In case I haven’t made it abundantly clear, if you have a dancing bone in your body, it will begin keeping time when Hill and the Long Gone Daddys rev up the music. If you know how, you'll dance a Texas Two Step, or any kind of swing, or anything else you think you can imagine leading with a partner.
When I asked a woman who was swaying along with the music if she'd like to dance, she smiled, reached for my hand and said, "I don't know a thing about dancing, can we just make something up?" We did just fine, thank you very much, with a bunch of other happy dancers on the Persian rug sized dance floor at Sally O'Brien's last night.
And yes, Sally, I remembered the bartender.
The Long Gone Daddys (based in Baltimore, MD) who played tonight
Standup Bass - Steve Potter
Drummer - Ed Hough
Special guest
Mike Castellana of Framingham, MA, on pedal steel
PLAYLIST first set partial list
Unless noted as ballads, these were all country swing or two step songs of varying tempos and singularly danceable to anything else you could make up on the dance floor.
“Living On The Road Again” Arty Hill original, uptempo
“Driftin’ In” Arty Hill original with lines like “Every bar’s a harbor when she comes driftin’ in…” mid tempo
“You Win Again” Hank Williams ballad
“White Lightning” ? not verified, uptempo with big time guitar and laptop steel
“Julie Don’t Get Married” slow tempo with Framingham’s Mike Castellana’s pedal steel wailingly weeping all the way through the lyrics like “Julie, wait for me because someday I’ll be free…”

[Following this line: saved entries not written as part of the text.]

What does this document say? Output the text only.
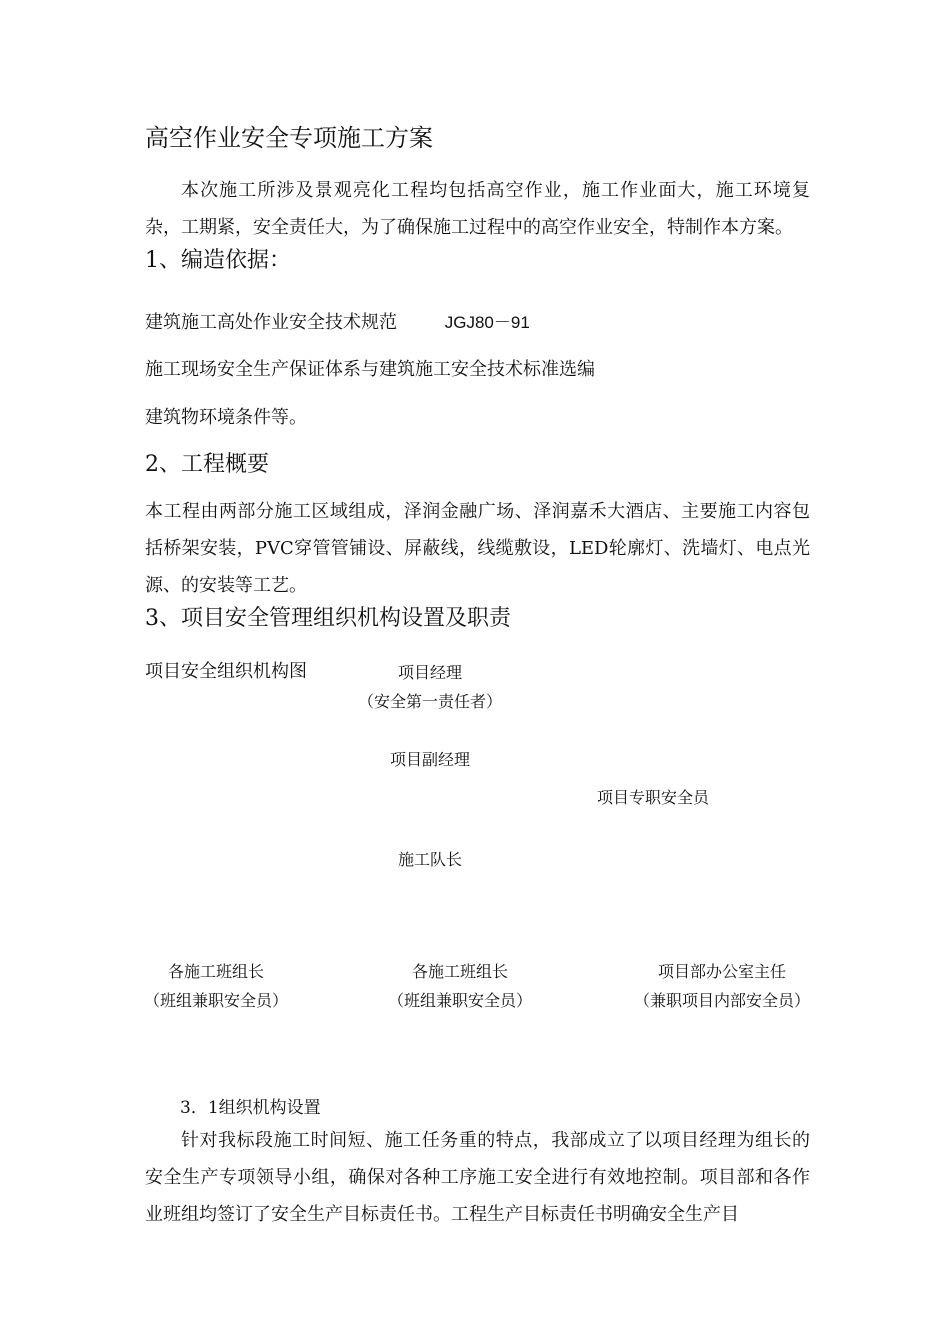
高空作业安全专项施工方案
本次施工所涉及景观亮化工程均包括高空作业，施工作业面大，施工环境复杂，工期紧，安全责任大，为了确保施工过程中的高空作业安全，特制作本方案。
1、编造依据：
建筑施工高处作业安全技术规范	JGJ80－91
施工现场安全生产保证体系与建筑施工安全技术标准选编
建筑物环境条件等。
2、工程概要
本工程由两部分施工区域组成，泽润金融广场、泽润嘉禾大酒店、主要施工内容包括桥架安装，PVC穿管管铺设、屏蔽线，线缆敷设，LED轮廓灯、洗墙灯、电点光源、的安装等工艺。
3、项目安全管理组织机构设置及职责
项目安全组织机构图	项目经理
（安全第一责任者）
项目副经理
项目专职安全员
施工队长
各施工班组长
（班组兼职安全员）
各施工班组长
（班组兼职安全员）
项目部办公室主任
（兼职项目内部安全员）
3．1组织机构设置
针对我标段施工时间短、施工任务重的特点，我部成立了以项目经理为组长的安全生产专项领导小组，确保对各种工序施工安全进行有效地控制。项目部和各作业班组均签订了安全生产目标责任书。工程生产目标责任书明确安全生产目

“I’m Thinking It’s Better This Way” Arty Hill, mid tempo
“Church On Saturday Night” Arty Hill original
“It Ain’t Workin’” Arty Hill uptempo original
“If You See Me Comin’ Around” Arty Hill original, uptempo
“Make My Wishful Thinking Come True”
Second Set: partial list
“Lovesick Blues” Hank Williams two-step with yodeling!
“Crazy Arms” Ray Price mid tempo
“Hall Of Fame Of Nothing” Arty Hill ballad
“It’s All Your Fault” Willie Nelson
“The Race Is On” Arty Hill
“Bar Of Gold” Arty Hill
“Me And My Glass Jaw” Arty Hill
================
The band played on but ptatlarge had an uncharacteristically early curfew.
Try going to http://www.artyhill.com/v3/ or
http://www.cdbaby.com/cd/ahlonggonedaddys
to hear some audio clips
===============
To be investigated soon: “This place has the best burgers and fries around ” - from a regular patron, who spoke with great certainty.